My beloved great aunt Sudie Pearl died last week. She was 95 and leaves behind many nieces and nephews, great nieces and great nephews, and even great-great little ones. She was universally loved and respected by all, and although she didn't have children of her own, she was regarded by many as the matriarch figure of our family.
Sudie was born to Baptist missionaries, and spent her childhood in Brazil, where she learned how to speak Spanish and Portugese, as well as how to climb a tree and sleep in a hammock. Unfortunately, hers was not an easy life, and there were times in her childhood where her parents were told she wasn't expected to live. (Obviously, she defied those predictions.)
For most of her working career, she was a professor of Spanish at university. Many of her students later returned to tell her how much she meant to them, and Sudie was always so modest and gracious, never one to laud her accomplishments.
To me, she was an example of what I want to be, in so many ways. She had severe scoliosis, curvature of the spine, which caused a physical deformity most noticeable in her shoulders. I have slight scoliosis and know the near-constant pain that accompanies it.
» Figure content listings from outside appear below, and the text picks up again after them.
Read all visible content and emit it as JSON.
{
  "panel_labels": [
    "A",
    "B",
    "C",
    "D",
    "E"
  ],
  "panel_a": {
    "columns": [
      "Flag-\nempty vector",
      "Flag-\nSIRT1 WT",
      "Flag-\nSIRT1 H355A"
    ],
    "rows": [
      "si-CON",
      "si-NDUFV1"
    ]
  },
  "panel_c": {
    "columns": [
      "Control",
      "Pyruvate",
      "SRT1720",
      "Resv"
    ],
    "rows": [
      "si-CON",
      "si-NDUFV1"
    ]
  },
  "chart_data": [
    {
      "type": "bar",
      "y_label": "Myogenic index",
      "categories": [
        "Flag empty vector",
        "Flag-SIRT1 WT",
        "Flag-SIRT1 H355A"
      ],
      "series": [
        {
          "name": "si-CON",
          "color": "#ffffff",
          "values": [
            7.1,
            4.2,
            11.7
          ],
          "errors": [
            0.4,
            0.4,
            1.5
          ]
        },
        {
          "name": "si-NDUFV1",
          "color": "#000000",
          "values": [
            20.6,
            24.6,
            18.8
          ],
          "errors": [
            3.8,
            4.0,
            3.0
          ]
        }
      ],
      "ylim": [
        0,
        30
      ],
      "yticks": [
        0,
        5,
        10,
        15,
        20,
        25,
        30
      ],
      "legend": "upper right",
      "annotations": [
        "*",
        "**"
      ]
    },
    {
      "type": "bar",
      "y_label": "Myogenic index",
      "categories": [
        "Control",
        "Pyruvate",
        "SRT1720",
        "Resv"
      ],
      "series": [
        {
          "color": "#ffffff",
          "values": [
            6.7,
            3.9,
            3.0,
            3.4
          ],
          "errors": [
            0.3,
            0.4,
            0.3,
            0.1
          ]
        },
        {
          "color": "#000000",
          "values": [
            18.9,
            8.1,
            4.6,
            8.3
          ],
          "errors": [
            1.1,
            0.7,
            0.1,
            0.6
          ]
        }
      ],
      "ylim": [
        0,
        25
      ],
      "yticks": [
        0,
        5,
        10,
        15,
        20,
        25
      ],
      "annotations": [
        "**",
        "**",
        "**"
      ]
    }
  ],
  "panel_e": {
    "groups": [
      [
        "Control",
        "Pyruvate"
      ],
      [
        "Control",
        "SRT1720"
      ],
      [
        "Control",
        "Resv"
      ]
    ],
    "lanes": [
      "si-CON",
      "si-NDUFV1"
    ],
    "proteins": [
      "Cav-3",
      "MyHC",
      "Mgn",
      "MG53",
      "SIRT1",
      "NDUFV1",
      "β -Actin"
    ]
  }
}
I can only imagine her pain was even greater, but she never complained. She always had a radiant smile and bestowed all her attention on the people around her.
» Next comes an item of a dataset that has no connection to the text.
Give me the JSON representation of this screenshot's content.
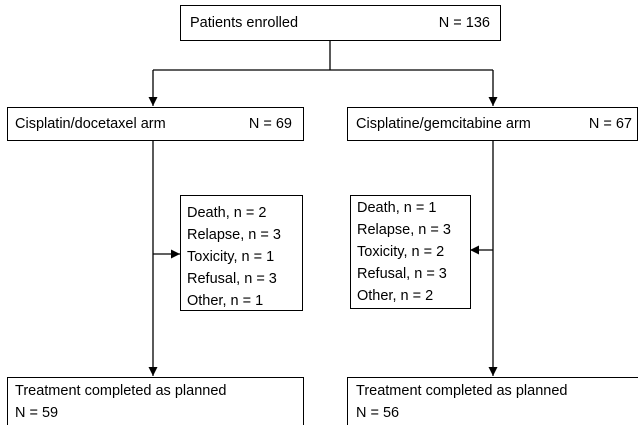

She was a Christian, which she showed through her gracious actions and loving demeanor rather than showy words or condemnation of others.
She was fiscally responsible and generous, providing me and my sisters with incredible gifts and support, especially through our college years.
But mostly, she was full of love and freely gave it to us.
Sudie and I had so many talks over the years, and she often urged me to have kids. I know she was regretful that she didn't, having married late in life. She told me, "Don't wait." But I explained I wasn't consciously waiting, and that she had shown me how wonderful an aunt could be.
And although she didn't have children of her own to name, she did name me. My parents didn't give any of us girls middle names, assuming we would take our maiden name as our middle name once we married. When I was divorcing [the first time] and reviewing the legal documents the lawyer had drafted, I got to the part about legally changing my name back to my maiden name. Abruptly, I asked if I could add a middle name. He thought it was an odd request but confirmed I could. "What name would you choose?"
I knew immediately. Sudie always called me "Emily Jane," after my mom "Beverly Jane" because I reminded her in many ways of my mom.
Without hestitation I told the lawyer "Jane." And I couldn't wait to show my new license, with my new full name, to Sudie. I told her she named me, and I always carry that with me.
I am so grateful to have had her in my life, and I know I was blessed in countless ways to have had Sudie Pearl as my great aunt.